Even if you could avoid source and JSON breakages, the names are always visible to reflection. Although it’s very hard to guard against reflection breakages in general (since it can even see the order fields are declared in), this is one part of reflection that can be especially insidious—for example, if callers choose to sort fields by name, or if some middleware is using the name of a field to identify its frequency, or logging/redaction needs.
Don’t change the name, because reflection means you can’t know what’ll go wrong!
But I Really Have To!
There are valid reasons for wanting to rename a field, such as expanding its
scope. For example, first_name and given_name are not the same concept: in
the Sinosphere, as well as in Hungary, the first name in a person’s full name is
their family name, not their given name.
Or maybe a field that previously referred to a monetary amount, say cost_usd,
is being updated to not specify the currency:
message Before {
sint64 cost_usd = 1;
}
message After {
enum Currency {
CURRENCY_UNSPECIFIED = 0;
CURRENCY_USD = 1;
CURRENCY_EUR = 2;
CURRENCY_JPY = 3;
CURRENCY_USD_1000TH = 4; // 0.1 cents.
}
sint64 cost = 1;
Currency currency = 2;
}
In cases like this, renaming the field is a terrible idea. Setting aside
source code or JSON breakage, the new field has completely different semantics.
If an old consumer, expecting a price in USD, receives a new wire format message
serialized from {"cost":990,"currency":"CURRENCY_USD_1000TH"}, it will
incorrectly interpret the price as 990USD, rather than 0.99USD. That’s a
disastrous bug!
Instead, the right plan is to add cost and currency side-by-side cost_usd.

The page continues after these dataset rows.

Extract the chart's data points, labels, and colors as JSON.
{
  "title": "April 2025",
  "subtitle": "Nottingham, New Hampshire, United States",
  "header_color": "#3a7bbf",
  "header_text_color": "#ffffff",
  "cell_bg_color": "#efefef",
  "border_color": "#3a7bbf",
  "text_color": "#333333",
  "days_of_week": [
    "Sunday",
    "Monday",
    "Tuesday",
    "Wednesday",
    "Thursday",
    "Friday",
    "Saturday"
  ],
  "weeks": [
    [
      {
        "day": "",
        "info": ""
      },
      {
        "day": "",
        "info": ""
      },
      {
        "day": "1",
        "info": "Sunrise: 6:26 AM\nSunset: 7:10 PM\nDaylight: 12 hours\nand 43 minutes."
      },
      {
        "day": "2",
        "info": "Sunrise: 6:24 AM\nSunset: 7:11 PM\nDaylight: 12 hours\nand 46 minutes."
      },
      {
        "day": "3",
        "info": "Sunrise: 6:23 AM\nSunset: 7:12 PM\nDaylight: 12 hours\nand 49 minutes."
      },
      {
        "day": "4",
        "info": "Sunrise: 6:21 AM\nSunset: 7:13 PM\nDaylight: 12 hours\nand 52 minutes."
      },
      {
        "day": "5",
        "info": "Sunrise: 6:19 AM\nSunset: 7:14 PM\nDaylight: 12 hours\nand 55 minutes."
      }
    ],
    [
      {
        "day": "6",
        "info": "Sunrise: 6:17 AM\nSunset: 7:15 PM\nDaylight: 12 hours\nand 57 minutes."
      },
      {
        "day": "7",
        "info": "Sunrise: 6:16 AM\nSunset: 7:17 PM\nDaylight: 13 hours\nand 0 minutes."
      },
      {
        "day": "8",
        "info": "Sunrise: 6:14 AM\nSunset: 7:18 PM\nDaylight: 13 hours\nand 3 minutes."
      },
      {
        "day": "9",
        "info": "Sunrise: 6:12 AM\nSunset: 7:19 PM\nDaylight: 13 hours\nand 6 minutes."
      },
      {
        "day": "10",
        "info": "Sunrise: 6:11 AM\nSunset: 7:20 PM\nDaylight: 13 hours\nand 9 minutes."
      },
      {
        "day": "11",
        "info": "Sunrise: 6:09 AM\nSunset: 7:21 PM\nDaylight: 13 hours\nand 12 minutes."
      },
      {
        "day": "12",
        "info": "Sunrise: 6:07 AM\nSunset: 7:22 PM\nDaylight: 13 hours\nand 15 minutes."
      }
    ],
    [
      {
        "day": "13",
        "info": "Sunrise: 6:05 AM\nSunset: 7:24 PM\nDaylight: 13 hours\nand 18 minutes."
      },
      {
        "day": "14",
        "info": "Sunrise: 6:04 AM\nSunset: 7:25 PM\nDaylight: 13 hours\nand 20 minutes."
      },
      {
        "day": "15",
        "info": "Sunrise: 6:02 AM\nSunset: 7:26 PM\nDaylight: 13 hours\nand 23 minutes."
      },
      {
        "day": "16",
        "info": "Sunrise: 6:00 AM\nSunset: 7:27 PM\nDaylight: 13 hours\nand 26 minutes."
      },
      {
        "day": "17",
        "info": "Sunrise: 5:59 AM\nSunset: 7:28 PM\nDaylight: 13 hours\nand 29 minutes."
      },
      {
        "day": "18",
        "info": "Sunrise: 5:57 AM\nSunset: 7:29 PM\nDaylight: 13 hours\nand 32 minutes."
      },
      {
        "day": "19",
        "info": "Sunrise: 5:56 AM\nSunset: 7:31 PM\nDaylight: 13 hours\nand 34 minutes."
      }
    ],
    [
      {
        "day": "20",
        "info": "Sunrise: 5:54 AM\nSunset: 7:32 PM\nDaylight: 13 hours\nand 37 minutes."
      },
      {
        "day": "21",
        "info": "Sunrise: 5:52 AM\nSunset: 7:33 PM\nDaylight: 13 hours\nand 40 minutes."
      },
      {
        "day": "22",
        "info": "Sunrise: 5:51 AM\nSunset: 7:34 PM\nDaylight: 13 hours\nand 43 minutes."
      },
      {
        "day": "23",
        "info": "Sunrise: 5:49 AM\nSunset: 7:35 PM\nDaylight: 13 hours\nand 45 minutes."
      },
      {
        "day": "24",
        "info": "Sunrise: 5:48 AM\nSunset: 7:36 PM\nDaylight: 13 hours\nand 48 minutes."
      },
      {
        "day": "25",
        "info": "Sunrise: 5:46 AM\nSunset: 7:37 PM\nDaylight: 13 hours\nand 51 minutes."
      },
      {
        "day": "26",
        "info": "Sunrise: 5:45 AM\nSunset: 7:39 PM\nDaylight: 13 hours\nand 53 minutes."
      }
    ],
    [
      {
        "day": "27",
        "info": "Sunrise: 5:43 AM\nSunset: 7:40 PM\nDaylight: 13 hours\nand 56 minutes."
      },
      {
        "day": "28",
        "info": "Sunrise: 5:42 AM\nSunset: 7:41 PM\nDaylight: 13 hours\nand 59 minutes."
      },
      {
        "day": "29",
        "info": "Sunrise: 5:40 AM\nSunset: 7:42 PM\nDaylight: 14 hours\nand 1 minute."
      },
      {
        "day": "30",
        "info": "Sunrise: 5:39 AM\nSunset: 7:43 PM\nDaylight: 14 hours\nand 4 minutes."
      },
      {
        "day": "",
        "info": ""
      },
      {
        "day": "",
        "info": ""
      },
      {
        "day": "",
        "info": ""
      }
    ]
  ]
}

Then, readers should first check for cost_usd when reading cost, and take
that to imply that currency is CURRENCY_USD (it’s also worth generating an
error if cost and cost_usd are both present).
cost_usd can then be marked as [deprecated = true] . It is possible to even
delete cost_usd in some cases, such as when you control all readers and
writers — but if you don’t, the risk is very high. Plus, you kind of need to be
able to re-interpret cost_usd as the value of cost in perpetuity.
If you do wind up deleting them, make sure to reserve the field’s number and name, to avoid accidental re-use.
reserved 1;
reserved "cost_usd";
But try not to. Renaming fields is nothing but tears and pain.